In 2016, Yan et al. [18] studied and demonstrated the interval of values corresponding to contrast by conducting several experiments. By studying and evaluating the outputs, we found that the visual quality of the retrieved images in different algorithms varies according to the values of k and t. It is understood that the retrieved image can be identified as the original image when the calculated value of α is greater than zero. However, it is hard to recognize with the HVS when α is less than a specific value. The results of PSNR and SSIM for (3, 5) scheme for the values of t = 3,4,5 are given in Table 3.

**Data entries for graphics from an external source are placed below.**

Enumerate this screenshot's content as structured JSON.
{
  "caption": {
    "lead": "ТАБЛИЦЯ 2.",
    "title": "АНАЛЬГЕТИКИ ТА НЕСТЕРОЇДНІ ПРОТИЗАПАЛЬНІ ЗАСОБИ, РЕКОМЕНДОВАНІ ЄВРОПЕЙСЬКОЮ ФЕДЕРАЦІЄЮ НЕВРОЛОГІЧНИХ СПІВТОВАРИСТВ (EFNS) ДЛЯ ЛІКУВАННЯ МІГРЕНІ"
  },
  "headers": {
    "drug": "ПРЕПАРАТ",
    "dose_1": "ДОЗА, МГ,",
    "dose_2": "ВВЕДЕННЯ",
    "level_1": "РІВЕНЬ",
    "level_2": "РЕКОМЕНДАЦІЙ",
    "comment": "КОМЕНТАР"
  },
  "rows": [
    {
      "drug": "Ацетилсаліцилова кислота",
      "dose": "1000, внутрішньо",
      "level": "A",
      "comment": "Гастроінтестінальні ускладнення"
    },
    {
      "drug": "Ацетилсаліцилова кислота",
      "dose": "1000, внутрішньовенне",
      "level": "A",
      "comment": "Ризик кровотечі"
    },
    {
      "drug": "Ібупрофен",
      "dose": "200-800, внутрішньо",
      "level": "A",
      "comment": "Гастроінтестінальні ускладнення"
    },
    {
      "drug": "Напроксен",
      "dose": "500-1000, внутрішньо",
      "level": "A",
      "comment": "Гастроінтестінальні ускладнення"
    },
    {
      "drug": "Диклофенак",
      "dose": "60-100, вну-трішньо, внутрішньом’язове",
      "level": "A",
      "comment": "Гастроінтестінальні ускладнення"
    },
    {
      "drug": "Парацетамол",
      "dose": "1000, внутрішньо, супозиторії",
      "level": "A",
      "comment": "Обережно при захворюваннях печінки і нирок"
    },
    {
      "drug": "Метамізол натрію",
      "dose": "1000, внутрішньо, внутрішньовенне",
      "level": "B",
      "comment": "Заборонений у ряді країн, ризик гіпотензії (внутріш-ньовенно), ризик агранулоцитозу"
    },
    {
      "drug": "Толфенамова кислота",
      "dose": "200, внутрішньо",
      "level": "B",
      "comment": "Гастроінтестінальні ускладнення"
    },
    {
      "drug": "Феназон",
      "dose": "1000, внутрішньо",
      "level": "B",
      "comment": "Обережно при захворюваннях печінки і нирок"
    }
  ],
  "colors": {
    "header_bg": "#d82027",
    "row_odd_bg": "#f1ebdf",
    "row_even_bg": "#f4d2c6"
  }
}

Table 3 PSNR & SSIM values for (3, 5) VCS

Figures 2, 3, 4, 5 shows the values of theoretical contrast and experimental contrast of various (k, n) algorithms. From the depicted graphs, it can be understood that Hu et al. [16] performs better in terms of contrast and for the values of PSNR and SSIM. The secret image is given in Fig. 6. Table 4 shows the comparative analysis of visual quality, theoretical and experimental contrasts. Based on the above comparisons, the visual quality of retrieved secret images in Chen & Tsao [7] and Guo et al. [13] are less, as there are more number of black pixels in the retrieved image. Besides, Wu & Sun [11] and Hu et al. [16] schemes have enhanced visual quality.

Fig. 2
figure 2

Theoretical Contrast–(2, 4) VCS

Fig. 3
figure 3

Theoretical Contrast–(3, 5) VCS

Fig. 4
figure 4

PSNR values

Fig. 5
figure 5

SSIM values

Fig. 6
figure 6

Secret image

Table 4 Comparison of evaluation metrics of reconstructed image in related schemes

6 Conclusion and future enhancements

In this paper, we mainly focused on various schemes of (k, n) VCS based on random grids. It has been found out that Hu et al.’s algorithm surpasses other related algorithms in terms of visual quality, theoretical and experimental contrast. Some schemes used improved algorithms in order to enhance the existing contrast. General formula for calculating theoretical contrast is provided. It is also found that out of the n pixels, first k pixels are associated with the contrast and therefore the last n-k pixels can be generated by making use of the first k pixels. The relationship between visual quality and contrast deserves further investigation. The contrast of the schemes which are not given in terms of k, t and n can be considered as an open issue which is to be addressed in the future.